Vice President Cheney recently gave a speech in which he described the administration’s multi-faceted approach to fighting terror. According to Mr. Cheney, anti-terror strategies include efforts to:
1) protect the homeland;2) dismantle financial networks of the terrorists;
3) go after terrorists wherever they are located;
4) work with intelligence agencies from around the world;
5) enhance our intelligence capabilities;
6) halt proliferation of WMD and WMD technologies;
7) apply the Bush doctrine (any person or government that supports, protects, or harbors terrorists is complicit in the murder of the innocent, and will be held to account).
In Iraq, we took another essential step in the war on terror. Before using force, we tried every possible option to address the threat from Saddam Hussein. Despite 12 years of diplomacy, more than a dozen U.N. Security Council resolutions, hundreds of U.N. weapons inspectors, thousands of flights to enforce the no-fly zones, and even strikes against military targets in Iraq--Saddam Hussein refused to comply with the terms of the 1991 Gulf War cease-fire. All of these measures failed. In October of 2002, the United States Congress voted overwhelmingly to authorize the use of force in Iraq. The next month, the U.N. Security Council passed a unanimous resolution finding Iraq in material breach of its obligations, and vowing serious consequences in the event Saddam Hussein did not fully and immediately comply. When Saddam failed even then to comply, President Bush gave an ultimatum to the dictator--to leave Iraq or be forcibly removed from power.That ultimatum came one year ago today--twelve months in which Saddam went from palace, to bunker, to spider hole, to jail. A year ago, he was the all-powerful dictator of Iraq, controlling the lives and the future of almost 25 million people. Today, the people of Iraq know that the dictator and his sons will never torment them again. And we can be certain that they will never again threaten Iraq's neighbors or the United States of America.
There is a disconnect between what Cheney says are the strategies for winning the war on terror and his description of the war in Iraq. Let’s look at each of the strategies and try to determine whether or not the Iraq war has moved the ball down the field in the war on terror.
It seems clear that the war in Iraq has done nothing to help protect the US homeland. Not only did Iraq pose no threat to our shores but the $150+ billion spent in Iraq could have been used to upgrade our homeland defense systems.
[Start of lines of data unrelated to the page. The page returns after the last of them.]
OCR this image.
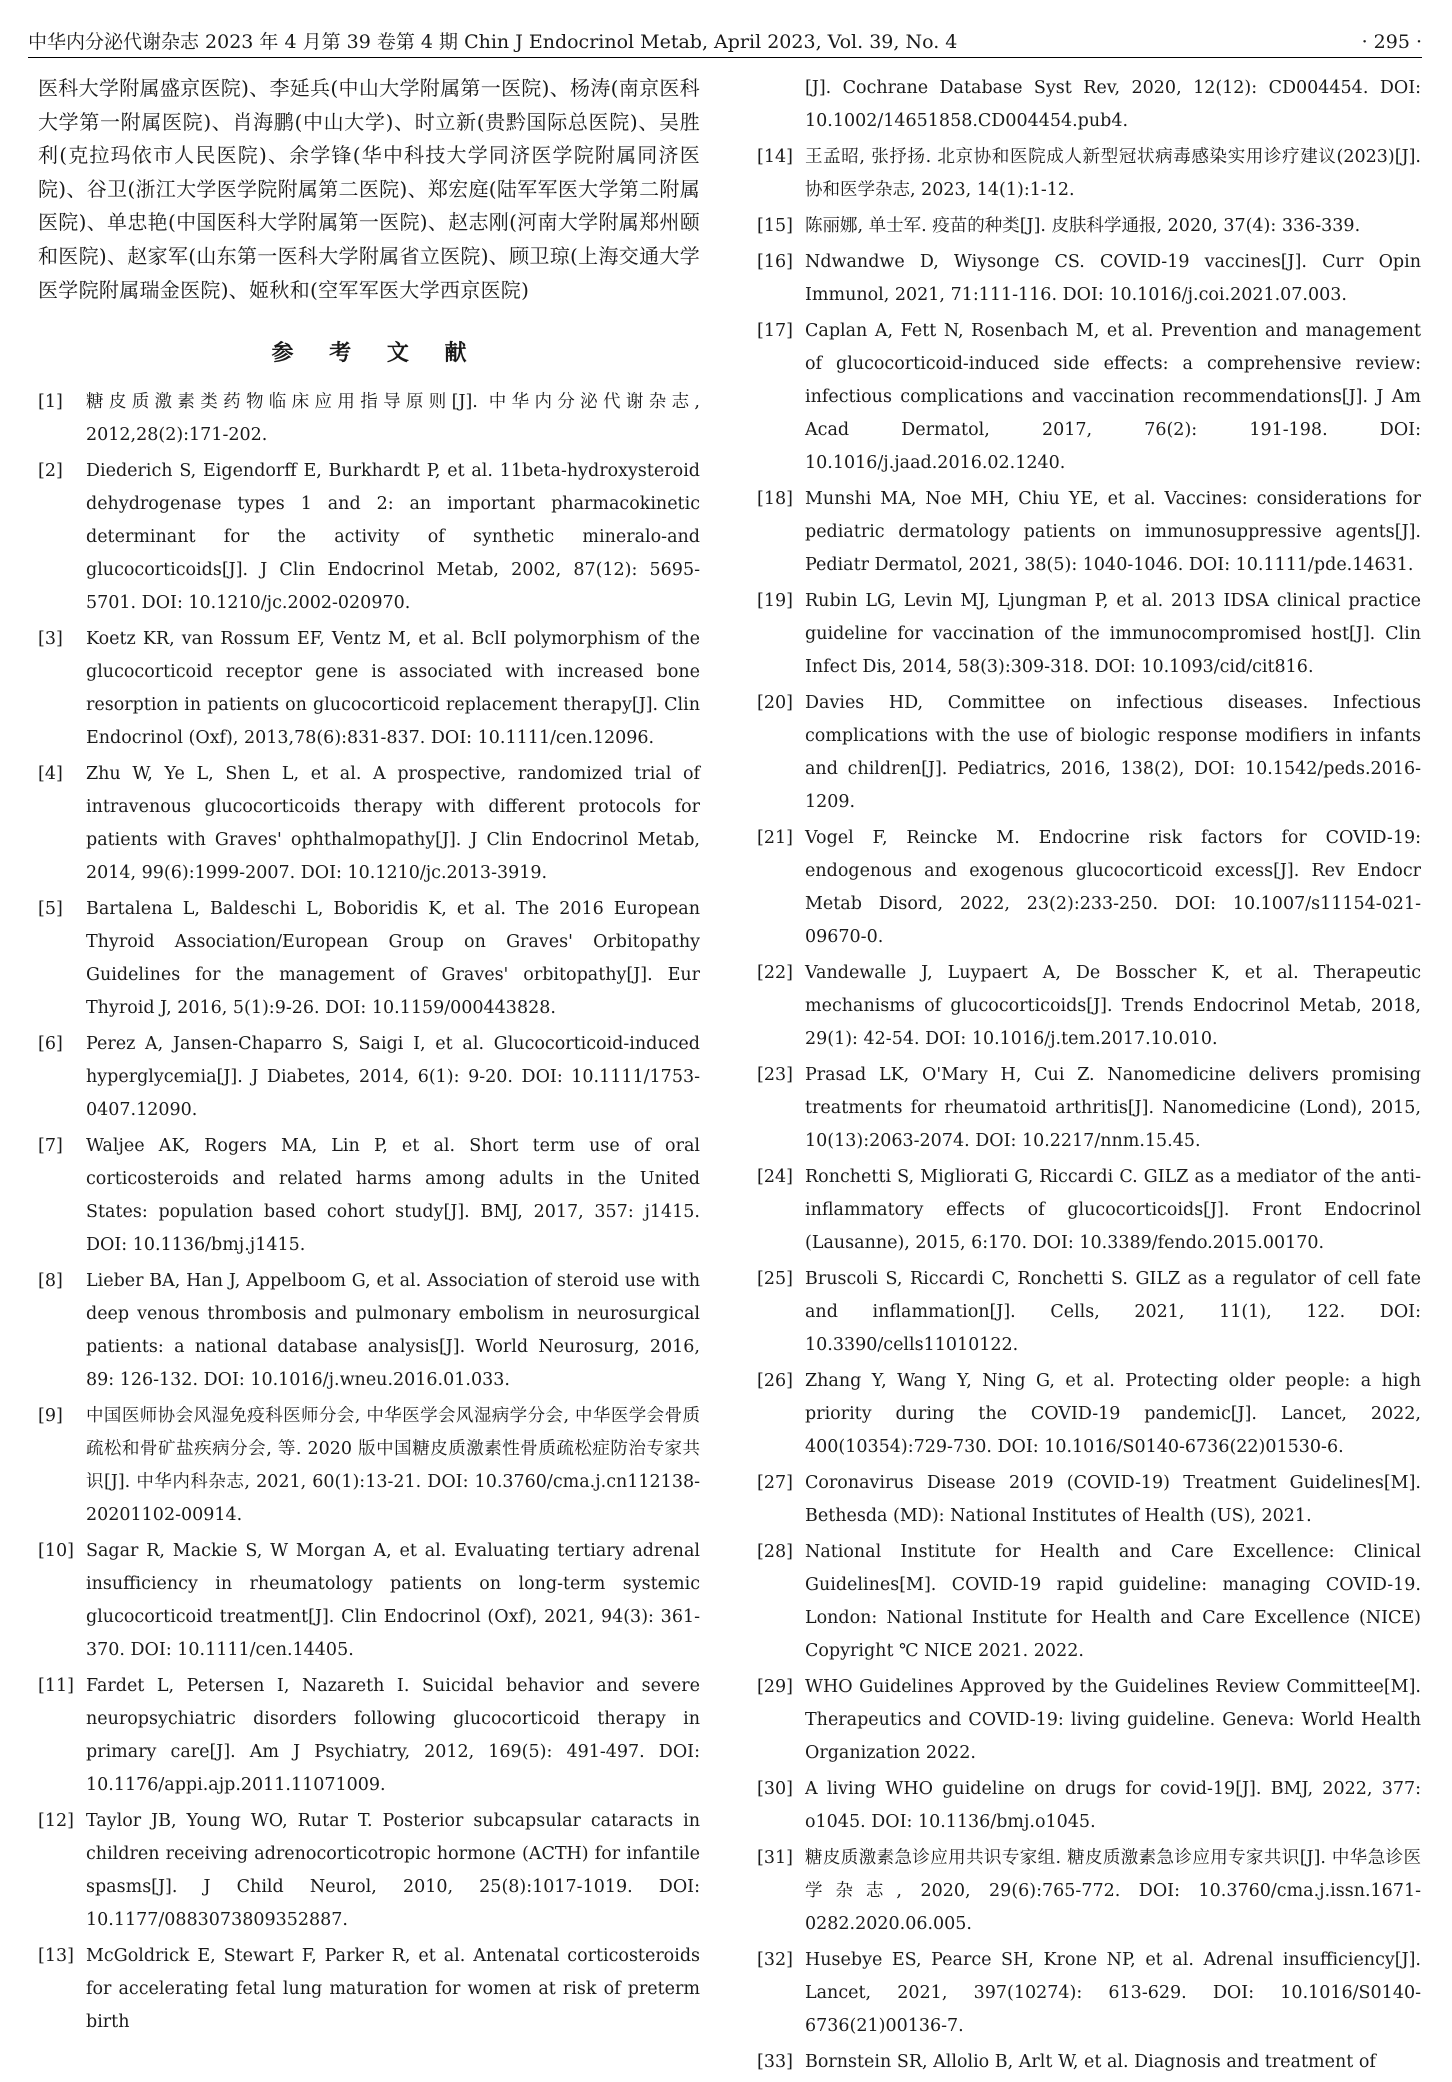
中华内分泌代谢杂志 2023 年 4 月第 39 卷第 4 期 Chin J Endocrinol Metab, April 2023, Vol. 39, No. 4	· 295 ·

医科大学附属盛京医院)、李延兵(中山大学附属第一医院)、杨涛(南京医科大学第一附属医院)、肖海鹏(中山大学)、时立新(贵黔国际总医院)、吴胜利(克拉玛依市人民医院)、余学锋(华中科技大学同济医学院附属同济医院)、谷卫(浙江大学医学院附属第二医院)、郑宏庭(陆军军医大学第二附属医院)、单忠艳(中国医科大学附属第一医院)、赵志刚(河南大学附属郑州颐和医院)、赵家军(山东第一医科大学附属省立医院)、顾卫琼(上海交通大学医学院附属瑞金医院)、姬秋和(空军军医大学西京医院)

参 考 文 献
[1] 糖皮质激素类药物临床应用指导原则[J]. 中华内分泌代谢杂志, 2012,28(2):171-202.
[2] Diederich S, Eigendorff E, Burkhardt P, et al. 11beta-hydroxysteroid dehydrogenase types 1 and 2: an important pharmacokinetic determinant for the activity of synthetic mineralo-and glucocorticoids[J]. J Clin Endocrinol Metab, 2002, 87(12): 5695-5701. DOI: 10.1210/jc.2002-020970.
[3] Koetz KR, van Rossum EF, Ventz M, et al. BclI polymorphism of the glucocorticoid receptor gene is associated with increased bone resorption in patients on glucocorticoid replacement therapy[J]. Clin Endocrinol (Oxf), 2013,78(6):831-837. DOI: 10.1111/cen.12096.
[4] Zhu W, Ye L, Shen L, et al. A prospective, randomized trial of intravenous glucocorticoids therapy with different protocols for patients with Graves' ophthalmopathy[J]. J Clin Endocrinol Metab, 2014, 99(6):1999-2007. DOI: 10.1210/jc.2013-3919.
[5] Bartalena L, Baldeschi L, Boboridis K, et al. The 2016 European Thyroid Association/European Group on Graves' Orbitopathy Guidelines for the management of Graves' orbitopathy[J]. Eur Thyroid J, 2016, 5(1):9-26. DOI: 10.1159/000443828.
[6] Perez A, Jansen-Chaparro S, Saigi I, et al. Glucocorticoid-induced hyperglycemia[J]. J Diabetes, 2014, 6(1): 9-20. DOI: 10.1111/1753-0407.12090.
[7] Waljee AK, Rogers MA, Lin P, et al. Short term use of oral corticosteroids and related harms among adults in the United States: population based cohort study[J]. BMJ, 2017, 357: j1415. DOI: 10.1136/bmj.j1415.
[8] Lieber BA, Han J, Appelboom G, et al. Association of steroid use with deep venous thrombosis and pulmonary embolism in neurosurgical patients: a national database analysis[J]. World Neurosurg, 2016, 89: 126-132. DOI: 10.1016/j.wneu.2016.01.033.
[9] 中国医师协会风湿免疫科医师分会, 中华医学会风湿病学分会, 中华医学会骨质疏松和骨矿盐疾病分会, 等. 2020 版中国糖皮质激素性骨质疏松症防治专家共识[J]. 中华内科杂志, 2021, 60(1):13-21. DOI: 10.3760/cma.j.cn112138-20201102-00914.
[10] Sagar R, Mackie S, W Morgan A, et al. Evaluating tertiary adrenal insufficiency in rheumatology patients on long-term systemic glucocorticoid treatment[J]. Clin Endocrinol (Oxf), 2021, 94(3): 361-370. DOI: 10.1111/cen.14405.
[11] Fardet L, Petersen I, Nazareth I. Suicidal behavior and severe neuropsychiatric disorders following glucocorticoid therapy in primary care[J]. Am J Psychiatry, 2012, 169(5): 491-497. DOI: 10.1176/appi.ajp.2011.11071009.
[12] Taylor JB, Young WO, Rutar T. Posterior subcapsular cataracts in children receiving adrenocorticotropic hormone (ACTH) for infantile spasms[J]. J Child Neurol, 2010, 25(8):1017-1019. DOI: 10.1177/0883073809352887.
[13] McGoldrick E, Stewart F, Parker R, et al. Antenatal corticosteroids for accelerating fetal lung maturation for women at risk of preterm birth
[J]. Cochrane Database Syst Rev, 2020, 12(12): CD004454. DOI: 10.1002/14651858.CD004454.pub4.
[14] 王孟昭, 张抒扬. 北京协和医院成人新型冠状病毒感染实用诊疗建议(2023)[J]. 协和医学杂志, 2023, 14(1):1-12.
[15] 陈丽娜, 单士军. 疫苗的种类[J]. 皮肤科学通报, 2020, 37(4): 336-339.
[16] Ndwandwe D, Wiysonge CS. COVID-19 vaccines[J]. Curr Opin Immunol, 2021, 71:111-116. DOI: 10.1016/j.coi.2021.07.003.
[17] Caplan A, Fett N, Rosenbach M, et al. Prevention and management of glucocorticoid-induced side effects: a comprehensive review: infectious complications and vaccination recommendations[J]. J Am Acad Dermatol, 2017, 76(2): 191-198. DOI: 10.1016/j.jaad.2016.02.1240.
[18] Munshi MA, Noe MH, Chiu YE, et al. Vaccines: considerations for pediatric dermatology patients on immunosuppressive agents[J]. Pediatr Dermatol, 2021, 38(5): 1040-1046. DOI: 10.1111/pde.14631.
[19] Rubin LG, Levin MJ, Ljungman P, et al. 2013 IDSA clinical practice guideline for vaccination of the immunocompromised host[J]. Clin Infect Dis, 2014, 58(3):309-318. DOI: 10.1093/cid/cit816.
[20] Davies HD, Committee on infectious diseases. Infectious complications with the use of biologic response modifiers in infants and children[J]. Pediatrics, 2016, 138(2), DOI: 10.1542/peds.2016-1209.
[21] Vogel F, Reincke M. Endocrine risk factors for COVID-19: endogenous and exogenous glucocorticoid excess[J]. Rev Endocr Metab Disord, 2022, 23(2):233-250. DOI: 10.1007/s11154-021-09670-0.
[22] Vandewalle J, Luypaert A, De Bosscher K, et al. Therapeutic mechanisms of glucocorticoids[J]. Trends Endocrinol Metab, 2018, 29(1): 42-54. DOI: 10.1016/j.tem.2017.10.010.
[23] Prasad LK, O'Mary H, Cui Z. Nanomedicine delivers promising treatments for rheumatoid arthritis[J]. Nanomedicine (Lond), 2015, 10(13):2063-2074. DOI: 10.2217/nnm.15.45.
[24] Ronchetti S, Migliorati G, Riccardi C. GILZ as a mediator of the anti-inflammatory effects of glucocorticoids[J]. Front Endocrinol (Lausanne), 2015, 6:170. DOI: 10.3389/fendo.2015.00170.
[25] Bruscoli S, Riccardi C, Ronchetti S. GILZ as a regulator of cell fate and inflammation[J]. Cells, 2021, 11(1), 122. DOI: 10.3390/cells11010122.
[26] Zhang Y, Wang Y, Ning G, et al. Protecting older people: a high priority during the COVID-19 pandemic[J]. Lancet, 2022, 400(10354):729-730. DOI: 10.1016/S0140-6736(22)01530-6.
[27] Coronavirus Disease 2019 (COVID-19) Treatment Guidelines[M]. Bethesda (MD): National Institutes of Health (US), 2021.
[28] National Institute for Health and Care Excellence: Clinical Guidelines[M]. COVID-19 rapid guideline: managing COVID-19. London: National Institute for Health and Care Excellence (NICE) Copyright ℃ NICE 2021. 2022.
[29] WHO Guidelines Approved by the Guidelines Review Committee[M]. Therapeutics and COVID-19: living guideline. Geneva: World Health Organization 2022.
[30] A living WHO guideline on drugs for covid-19[J]. BMJ, 2022, 377: o1045. DOI: 10.1136/bmj.o1045.
[31] 糖皮质激素急诊应用共识专家组. 糖皮质激素急诊应用专家共识[J]. 中华急诊医学杂志, 2020, 29(6):765-772. DOI: 10.3760/cma.j.issn.1671-0282.2020.06.005.
[32] Husebye ES, Pearce SH, Krone NP, et al. Adrenal insufficiency[J]. Lancet, 2021, 397(10274): 613-629. DOI: 10.1016/S0140-6736(21)00136-7.
[33] Bornstein SR, Allolio B, Arlt W, et al. Diagnosis and treatment of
The war in Iraq has had only a peripheral effect on dismantling the financial networks of the terrorists. It is true that Saddam paid money to the families of Palestinian suicide bombers but there is no evidence that Iraq was providing significant funding to Al Qaeda or other terrorists networks. Saudi Arabia and Iran have been far more generous in funding international terrorism than Iraq.
With regard to going after terrorists wherever they may be, the war in Iraq has been an abject failure. First, resources were diverted from the hunt for Al Qaeda in order to pursue the Iraq war. Secondly, when the administration had the option to go after one particularly bad terrorist group at the expense of possibly undercutting its rationale for the war, it chose to support the war over the destruction of a terrorist group. Third, having cried wolf about terrorists in Iraq, our credibility is damaged when we seek to locate and destroy other terrorists assets.
It is difficult to see how the war in Iraq has helped us work with intelligence gathering groups from other countries given the way the run up to the war was handled.
The fifth strategy is to upgrade our intelligence capabilities. We may have done so but the Iraq war did not help. Indeed, regardless of the quality of the intelligence we now gather, the administration’s deceit in using intelligence to promote the war in Iraq has harmed the credibility of our intelligence.
The sixth strategy is to contain the proliferation of WMD and WMD technologies. The war in Iraq may have helped push Libya to a decision to renounce WMD and if so, that is a good thing. The war does not seem to have prevented WMD development programs in North Korea or Iran. In addition, the credibility of our intelligence agencies has been seriously eroded as a result of the WMD claims in the run up to the Iraq war. The next time we call for action against a country and cite its WMD programs as the reason, the response may be less than overwhelming.
The seventh strategy is implementation of the Bush doctrine of holding those who harbor or aide terrorists accountable. Afghanistan is a good example of the Bush Doctrine at work and it won near unanimous support. The Iraq war is not a good example as Iraq had few significant ties to Al Qaeda or other groups of global terror.
The war in Iraq may end up having a number of benefits (permanent links having trouble) including those mentioned by Cheney. Prosecution of the war on terror just is not one of them.